Alla guida di una Chevrolet Corvette C1 del 1957

| 22 Apr 2026

Questa auto è davvero una forza della natura. Il modello del 1956 è la Chevrolet Corvette più leggera e più bella e, con il V8 da 265 pollici cubici (4,3 litri) di serie – l’unico motore offerto quell’anno – eroga almeno 225 CV. Questo esemplare eroga circa 270 CV, grazie al motore da 283 pollici cubici (4,6 litri) a carburatori, introdotto l'anno successivo.
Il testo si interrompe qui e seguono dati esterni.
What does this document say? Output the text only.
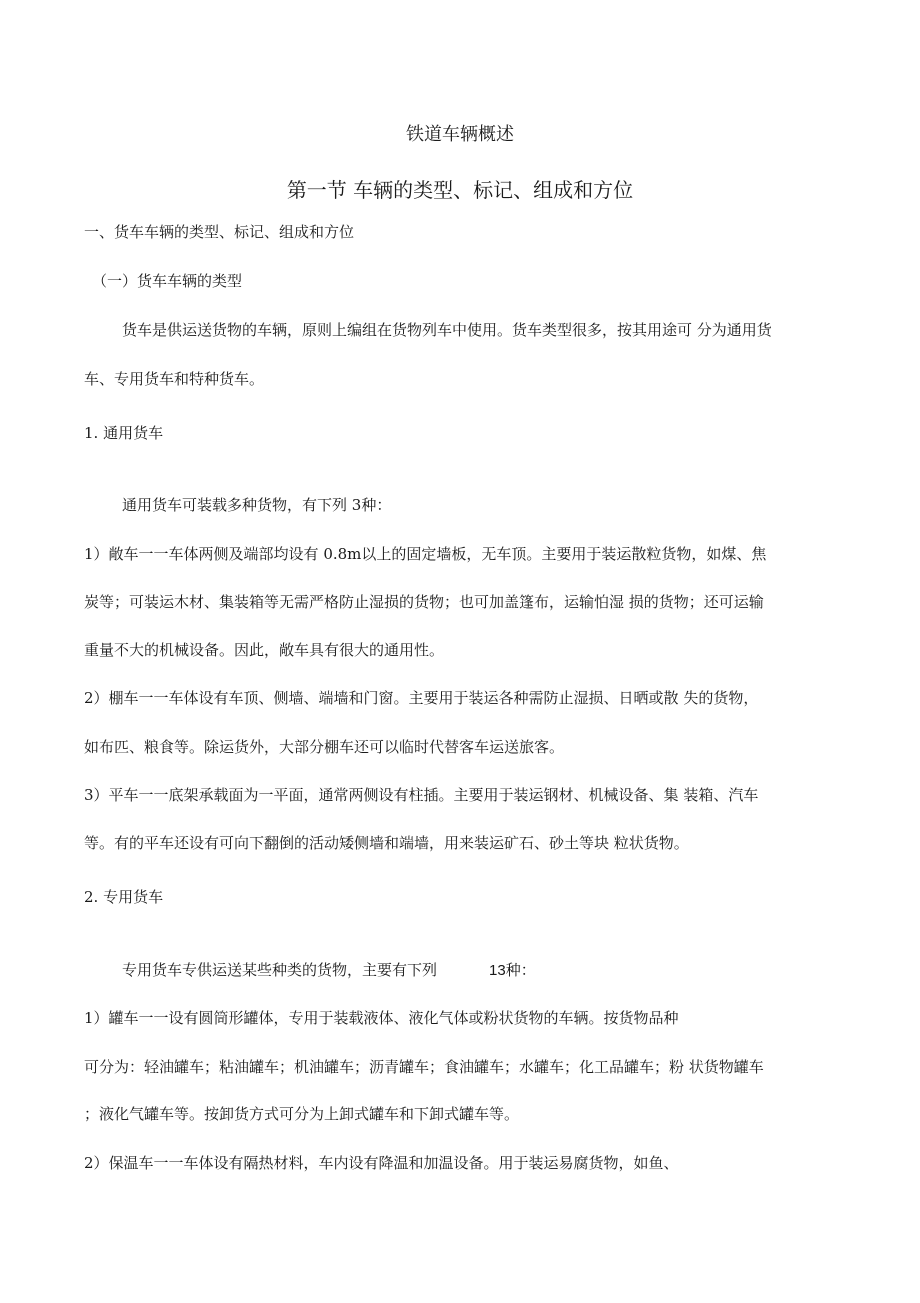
铁道车辆概述
第一节 车辆的类型、标记、组成和方位
一、货车车辆的类型、标记、组成和方位
（一）货车车辆的类型
货车是供运送货物的车辆，原则上编组在货物列车中使用。货车类型很多，按其用途可 分为通用货
车、专用货车和特种货车。
1. 通用货车
通用货车可装载多种货物，有下列 3种：
1）敞车一一车体两侧及端部均设有 0.8m以上的固定墙板，无车顶。主要用于装运散粒货物，如煤、焦
炭等；可装运木材、集装箱等无需严格防止湿损的货物；也可加盖篷布，运输怕湿 损的货物；还可运输
重量不大的机械设备。因此，敞车具有很大的通用性。
2）棚车一一车体设有车顶、侧墙、端墙和门窗。主要用于装运各种需防止湿损、日晒或散 失的货物，
如布匹、粮食等。除运货外，大部分棚车还可以临时代替客车运送旅客。
3）平车一一底架承载面为一平面，通常两侧设有柱插。主要用于装运钢材、机械设备、集 装箱、汽车
等。有的平车还设有可向下翻倒的活动矮侧墙和端墙，用来装运矿石、砂土等块 粒状货物。
2. 专用货车
专用货车专供运送某些种类的货物，主要有下列	13种：
1）罐车一一设有圆筒形罐体，专用于装载液体、液化气体或粉状货物的车辆。按货物品种
可分为：轻油罐车；粘油罐车；机油罐车；沥青罐车；食油罐车；水罐车；化工品罐车；粉 状货物罐车
；液化气罐车等。按卸货方式可分为上卸式罐车和下卸式罐车等。
2）保温车一一车体设有隔热材料，车内设有降温和加温设备。用于装运易腐货物，如鱼、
Su un tratto di strada a doppia carreggiata deserto da qualche parte nel nord-est dell’Inghilterra, mentre la nostra Ford Focus va a tutto gas e fatica a tenere il passo, l’auto sportiva degli anni ’50 di Howard Dawson ci distanzia facilmente. «L’ho portata fino a 120 miglia all’ora (193 km/h)», racconta più tardi, «e può andare ancora più veloce».

Howard usa davvero questa auto: 7.500 miglia (12.070 km) in 15 mesi, di cui 900 nella prima settimana per un viaggio di andata e ritorno a Knebworth e Mount Stuart.

E il tettuccio non lo alzo quasi mai. «Se piove, guido semplicemente un po’ più veloce, così la pioggia scivola sul parabrezza», dice. «È un problema solo se ci si ferma.»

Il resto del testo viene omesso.